Although V-Day's mission is to support women and end violence, the frank sexual nature of The Vagina Monologues has become an issue in and of itself.

Since 2003, an ongoing campaign by the Cardinal Newman Society - a group dedicated to the renewal of Catholic identity in Catholic higher education - has targeted V-Day benefit productions of The Vagina Monologues at Catholic colleges and universities in the US. The Society encourages supporters to email Catholic college presidents and alumni of schools sponsoring V-Day benefit performances of the Monologues and request that the production be shut down.

Even on the occasion of V-Day's tenth anniversary in February 2008, the most unlikely protests surfaced. In a city known for its progressive lifestyle and open-minded residents, the Seattle Times refused to print a paid ad submitted by Seattle office of the National Council of Jewish Women. The artwork for a Monologues performance was rejected due to what the paper saw as the graphic nature of heart-shaped image used to promote the show.

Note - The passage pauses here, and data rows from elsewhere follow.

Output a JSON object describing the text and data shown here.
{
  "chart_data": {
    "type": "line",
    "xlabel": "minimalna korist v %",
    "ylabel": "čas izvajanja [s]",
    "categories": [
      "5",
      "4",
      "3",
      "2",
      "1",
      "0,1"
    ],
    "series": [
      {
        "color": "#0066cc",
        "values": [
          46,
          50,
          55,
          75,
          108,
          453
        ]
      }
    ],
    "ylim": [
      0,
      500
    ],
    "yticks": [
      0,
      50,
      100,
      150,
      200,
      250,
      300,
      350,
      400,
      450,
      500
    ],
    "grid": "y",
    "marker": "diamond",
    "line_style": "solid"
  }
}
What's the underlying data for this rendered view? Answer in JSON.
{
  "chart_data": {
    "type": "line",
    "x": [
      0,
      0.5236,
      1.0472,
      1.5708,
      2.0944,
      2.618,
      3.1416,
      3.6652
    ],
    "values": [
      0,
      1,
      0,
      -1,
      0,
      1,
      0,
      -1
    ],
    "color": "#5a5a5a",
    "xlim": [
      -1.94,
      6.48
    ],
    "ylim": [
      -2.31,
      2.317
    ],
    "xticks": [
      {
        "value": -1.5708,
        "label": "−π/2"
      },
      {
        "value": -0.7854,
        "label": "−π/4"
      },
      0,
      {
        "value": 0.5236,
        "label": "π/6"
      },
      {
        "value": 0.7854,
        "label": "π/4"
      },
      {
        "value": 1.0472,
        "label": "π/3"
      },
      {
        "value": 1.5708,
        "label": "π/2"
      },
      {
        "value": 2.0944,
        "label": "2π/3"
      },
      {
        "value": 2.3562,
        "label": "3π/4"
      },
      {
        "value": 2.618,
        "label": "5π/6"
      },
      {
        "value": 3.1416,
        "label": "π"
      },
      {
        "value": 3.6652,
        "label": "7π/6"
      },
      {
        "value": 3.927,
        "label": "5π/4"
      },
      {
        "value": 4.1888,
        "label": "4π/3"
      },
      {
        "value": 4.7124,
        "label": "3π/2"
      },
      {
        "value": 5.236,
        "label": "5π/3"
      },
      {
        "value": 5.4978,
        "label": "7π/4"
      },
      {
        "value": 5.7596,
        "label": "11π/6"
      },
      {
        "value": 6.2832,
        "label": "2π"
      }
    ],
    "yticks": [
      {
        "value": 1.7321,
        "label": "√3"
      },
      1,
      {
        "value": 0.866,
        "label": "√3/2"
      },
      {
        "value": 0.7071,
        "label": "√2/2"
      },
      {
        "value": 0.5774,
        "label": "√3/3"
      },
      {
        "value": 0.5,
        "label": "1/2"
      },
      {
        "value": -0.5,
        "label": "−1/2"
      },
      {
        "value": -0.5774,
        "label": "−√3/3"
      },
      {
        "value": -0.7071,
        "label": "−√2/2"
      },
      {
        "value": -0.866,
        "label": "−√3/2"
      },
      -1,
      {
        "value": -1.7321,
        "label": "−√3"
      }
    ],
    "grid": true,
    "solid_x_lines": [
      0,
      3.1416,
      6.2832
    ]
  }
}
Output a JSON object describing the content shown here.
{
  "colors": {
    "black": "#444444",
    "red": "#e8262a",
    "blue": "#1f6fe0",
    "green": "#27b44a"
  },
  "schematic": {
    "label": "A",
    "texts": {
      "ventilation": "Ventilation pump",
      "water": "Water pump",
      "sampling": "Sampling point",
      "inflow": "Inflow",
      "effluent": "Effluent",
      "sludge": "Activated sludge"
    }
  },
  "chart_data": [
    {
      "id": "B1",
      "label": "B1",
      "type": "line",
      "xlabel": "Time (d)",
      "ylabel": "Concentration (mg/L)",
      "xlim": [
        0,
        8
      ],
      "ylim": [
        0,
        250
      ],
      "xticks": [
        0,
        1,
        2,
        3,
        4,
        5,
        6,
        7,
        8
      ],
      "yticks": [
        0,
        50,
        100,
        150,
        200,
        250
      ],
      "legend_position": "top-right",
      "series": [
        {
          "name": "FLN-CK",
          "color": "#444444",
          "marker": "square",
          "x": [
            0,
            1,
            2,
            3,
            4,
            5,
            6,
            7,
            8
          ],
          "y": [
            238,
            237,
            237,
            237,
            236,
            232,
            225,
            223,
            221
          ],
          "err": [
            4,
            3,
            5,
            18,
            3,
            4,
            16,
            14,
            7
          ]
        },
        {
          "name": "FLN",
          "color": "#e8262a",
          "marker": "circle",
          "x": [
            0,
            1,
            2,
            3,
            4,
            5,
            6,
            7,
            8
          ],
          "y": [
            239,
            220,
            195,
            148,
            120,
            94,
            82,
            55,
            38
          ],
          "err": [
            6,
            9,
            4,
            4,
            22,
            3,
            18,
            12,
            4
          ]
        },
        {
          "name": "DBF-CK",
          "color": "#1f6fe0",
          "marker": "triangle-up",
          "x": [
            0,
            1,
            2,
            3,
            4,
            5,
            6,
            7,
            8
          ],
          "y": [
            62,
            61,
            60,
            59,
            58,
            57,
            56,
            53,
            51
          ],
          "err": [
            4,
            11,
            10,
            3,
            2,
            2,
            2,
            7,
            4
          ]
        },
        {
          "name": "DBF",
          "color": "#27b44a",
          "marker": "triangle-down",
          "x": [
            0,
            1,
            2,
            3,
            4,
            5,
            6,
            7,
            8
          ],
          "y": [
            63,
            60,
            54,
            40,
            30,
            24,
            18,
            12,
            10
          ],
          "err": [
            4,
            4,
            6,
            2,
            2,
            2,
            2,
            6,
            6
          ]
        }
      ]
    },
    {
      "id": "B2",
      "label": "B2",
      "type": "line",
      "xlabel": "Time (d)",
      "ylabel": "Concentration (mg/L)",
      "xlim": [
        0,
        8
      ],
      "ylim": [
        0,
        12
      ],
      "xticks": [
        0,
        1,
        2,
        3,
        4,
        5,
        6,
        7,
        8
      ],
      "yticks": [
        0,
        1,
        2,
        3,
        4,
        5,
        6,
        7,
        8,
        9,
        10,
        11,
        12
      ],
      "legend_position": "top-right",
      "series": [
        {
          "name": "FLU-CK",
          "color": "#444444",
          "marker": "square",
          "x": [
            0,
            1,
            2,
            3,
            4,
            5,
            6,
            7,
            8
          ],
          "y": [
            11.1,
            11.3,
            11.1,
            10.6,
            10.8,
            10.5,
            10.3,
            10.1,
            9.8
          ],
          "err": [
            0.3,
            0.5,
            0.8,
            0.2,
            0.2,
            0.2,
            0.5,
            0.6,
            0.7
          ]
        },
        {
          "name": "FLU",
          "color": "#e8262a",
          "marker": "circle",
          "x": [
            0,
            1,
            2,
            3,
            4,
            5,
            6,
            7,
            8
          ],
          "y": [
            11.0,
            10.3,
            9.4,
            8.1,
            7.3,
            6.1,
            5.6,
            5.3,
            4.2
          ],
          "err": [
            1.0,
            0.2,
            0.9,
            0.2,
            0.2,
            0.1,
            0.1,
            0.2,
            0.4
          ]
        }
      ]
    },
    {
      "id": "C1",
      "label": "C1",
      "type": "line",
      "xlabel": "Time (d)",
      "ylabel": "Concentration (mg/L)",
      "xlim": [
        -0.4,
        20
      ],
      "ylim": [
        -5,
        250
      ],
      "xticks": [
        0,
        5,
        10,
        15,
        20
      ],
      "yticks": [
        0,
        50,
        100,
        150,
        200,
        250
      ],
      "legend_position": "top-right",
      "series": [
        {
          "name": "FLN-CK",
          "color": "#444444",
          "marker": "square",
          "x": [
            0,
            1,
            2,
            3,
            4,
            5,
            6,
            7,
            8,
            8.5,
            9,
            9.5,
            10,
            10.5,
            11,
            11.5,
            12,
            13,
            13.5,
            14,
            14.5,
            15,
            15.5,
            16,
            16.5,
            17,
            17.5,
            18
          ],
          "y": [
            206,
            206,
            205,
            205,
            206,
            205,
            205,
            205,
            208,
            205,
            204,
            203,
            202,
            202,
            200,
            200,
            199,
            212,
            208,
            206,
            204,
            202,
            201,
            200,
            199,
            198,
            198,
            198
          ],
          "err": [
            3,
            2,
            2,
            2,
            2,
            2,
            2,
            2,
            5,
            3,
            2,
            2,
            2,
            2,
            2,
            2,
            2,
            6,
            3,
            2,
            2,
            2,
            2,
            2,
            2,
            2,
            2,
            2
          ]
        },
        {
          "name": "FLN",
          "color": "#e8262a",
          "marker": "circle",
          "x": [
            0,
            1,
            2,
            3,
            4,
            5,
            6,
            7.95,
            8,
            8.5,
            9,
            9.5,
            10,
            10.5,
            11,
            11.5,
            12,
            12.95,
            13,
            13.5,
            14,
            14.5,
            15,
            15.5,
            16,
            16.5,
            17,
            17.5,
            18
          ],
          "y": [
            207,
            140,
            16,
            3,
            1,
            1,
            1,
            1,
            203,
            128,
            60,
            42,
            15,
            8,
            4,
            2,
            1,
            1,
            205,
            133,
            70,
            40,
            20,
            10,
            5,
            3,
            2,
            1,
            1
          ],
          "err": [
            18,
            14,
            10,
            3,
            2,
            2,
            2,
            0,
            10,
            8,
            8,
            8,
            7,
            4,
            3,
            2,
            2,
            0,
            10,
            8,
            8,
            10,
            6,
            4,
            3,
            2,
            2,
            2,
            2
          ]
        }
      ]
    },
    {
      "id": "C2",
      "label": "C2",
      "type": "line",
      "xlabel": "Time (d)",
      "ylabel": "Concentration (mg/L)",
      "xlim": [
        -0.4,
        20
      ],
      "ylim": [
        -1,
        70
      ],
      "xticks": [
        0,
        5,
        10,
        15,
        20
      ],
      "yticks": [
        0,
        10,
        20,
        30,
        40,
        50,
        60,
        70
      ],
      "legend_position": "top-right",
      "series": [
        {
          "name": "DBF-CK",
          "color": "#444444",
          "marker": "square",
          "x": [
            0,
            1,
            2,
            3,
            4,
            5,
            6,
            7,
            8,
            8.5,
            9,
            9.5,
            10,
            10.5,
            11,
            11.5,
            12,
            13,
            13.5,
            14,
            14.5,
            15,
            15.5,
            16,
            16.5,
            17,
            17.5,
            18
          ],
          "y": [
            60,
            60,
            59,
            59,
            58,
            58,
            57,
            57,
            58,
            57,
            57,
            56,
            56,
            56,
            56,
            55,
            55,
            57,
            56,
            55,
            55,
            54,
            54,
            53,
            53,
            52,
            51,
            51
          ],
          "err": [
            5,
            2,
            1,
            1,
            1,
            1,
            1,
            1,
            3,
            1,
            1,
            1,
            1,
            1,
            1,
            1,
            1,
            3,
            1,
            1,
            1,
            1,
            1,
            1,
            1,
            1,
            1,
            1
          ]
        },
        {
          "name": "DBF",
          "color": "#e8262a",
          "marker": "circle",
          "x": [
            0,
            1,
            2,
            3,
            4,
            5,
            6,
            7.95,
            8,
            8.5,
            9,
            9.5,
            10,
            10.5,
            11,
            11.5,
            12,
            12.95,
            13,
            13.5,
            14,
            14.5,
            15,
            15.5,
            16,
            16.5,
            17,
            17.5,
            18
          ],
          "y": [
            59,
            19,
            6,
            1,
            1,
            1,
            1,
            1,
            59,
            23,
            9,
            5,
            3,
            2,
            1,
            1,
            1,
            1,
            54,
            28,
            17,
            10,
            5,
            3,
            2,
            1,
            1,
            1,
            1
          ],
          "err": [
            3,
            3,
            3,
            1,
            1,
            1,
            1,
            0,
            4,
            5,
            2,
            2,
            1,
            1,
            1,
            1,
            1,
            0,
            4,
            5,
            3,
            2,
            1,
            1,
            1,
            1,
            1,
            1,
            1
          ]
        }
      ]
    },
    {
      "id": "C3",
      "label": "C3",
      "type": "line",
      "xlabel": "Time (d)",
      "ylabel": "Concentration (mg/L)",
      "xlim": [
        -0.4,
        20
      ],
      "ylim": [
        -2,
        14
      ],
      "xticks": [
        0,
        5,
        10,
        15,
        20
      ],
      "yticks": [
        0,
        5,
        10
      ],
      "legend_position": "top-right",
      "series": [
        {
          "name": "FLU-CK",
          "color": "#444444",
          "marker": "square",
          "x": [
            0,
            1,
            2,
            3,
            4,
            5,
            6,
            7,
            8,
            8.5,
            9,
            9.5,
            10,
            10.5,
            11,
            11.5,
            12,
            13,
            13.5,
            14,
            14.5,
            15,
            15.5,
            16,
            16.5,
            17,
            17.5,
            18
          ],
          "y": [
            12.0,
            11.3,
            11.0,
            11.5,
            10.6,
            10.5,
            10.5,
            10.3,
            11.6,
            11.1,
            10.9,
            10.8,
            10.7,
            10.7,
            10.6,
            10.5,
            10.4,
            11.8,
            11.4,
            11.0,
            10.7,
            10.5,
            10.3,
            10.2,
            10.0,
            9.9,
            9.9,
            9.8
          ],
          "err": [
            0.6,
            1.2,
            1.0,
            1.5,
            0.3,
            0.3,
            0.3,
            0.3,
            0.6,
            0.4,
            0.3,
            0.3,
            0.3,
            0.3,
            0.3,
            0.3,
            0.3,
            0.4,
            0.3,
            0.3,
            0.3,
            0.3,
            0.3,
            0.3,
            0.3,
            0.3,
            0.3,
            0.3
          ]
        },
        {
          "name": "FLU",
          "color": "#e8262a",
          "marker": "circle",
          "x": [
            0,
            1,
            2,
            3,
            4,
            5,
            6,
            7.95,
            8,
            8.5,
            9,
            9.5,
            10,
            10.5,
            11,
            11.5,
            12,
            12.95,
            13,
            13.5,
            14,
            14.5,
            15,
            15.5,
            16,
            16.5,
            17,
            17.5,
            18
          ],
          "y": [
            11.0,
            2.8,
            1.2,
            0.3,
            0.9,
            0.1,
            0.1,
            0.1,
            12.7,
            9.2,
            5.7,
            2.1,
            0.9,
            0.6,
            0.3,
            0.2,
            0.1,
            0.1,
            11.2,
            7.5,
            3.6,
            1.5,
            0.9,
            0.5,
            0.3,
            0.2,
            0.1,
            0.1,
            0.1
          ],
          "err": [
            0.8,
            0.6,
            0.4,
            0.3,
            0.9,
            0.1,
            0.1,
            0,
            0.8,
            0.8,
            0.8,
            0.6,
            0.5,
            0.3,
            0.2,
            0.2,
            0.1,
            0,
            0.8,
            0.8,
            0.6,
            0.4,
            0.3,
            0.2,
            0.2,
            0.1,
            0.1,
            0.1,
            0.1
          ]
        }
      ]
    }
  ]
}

In many of the large-scale benefits held in major cities in the US and around the world, celebrated actresses and other notable women associated with the feminist movement participate in staged readings of the Monologues. Despite their fame, these women are not immune to the backlash surrounding V-Day.

On Valentine's Day 2008, during an appearance on NBC's TODAY show, actress and activist Jane Fonda found herself at the center of controversy. In responding to a question about her participation in V-Day, Fonda inadvertently said the "C" word on live television, prompting a storm of protests once again.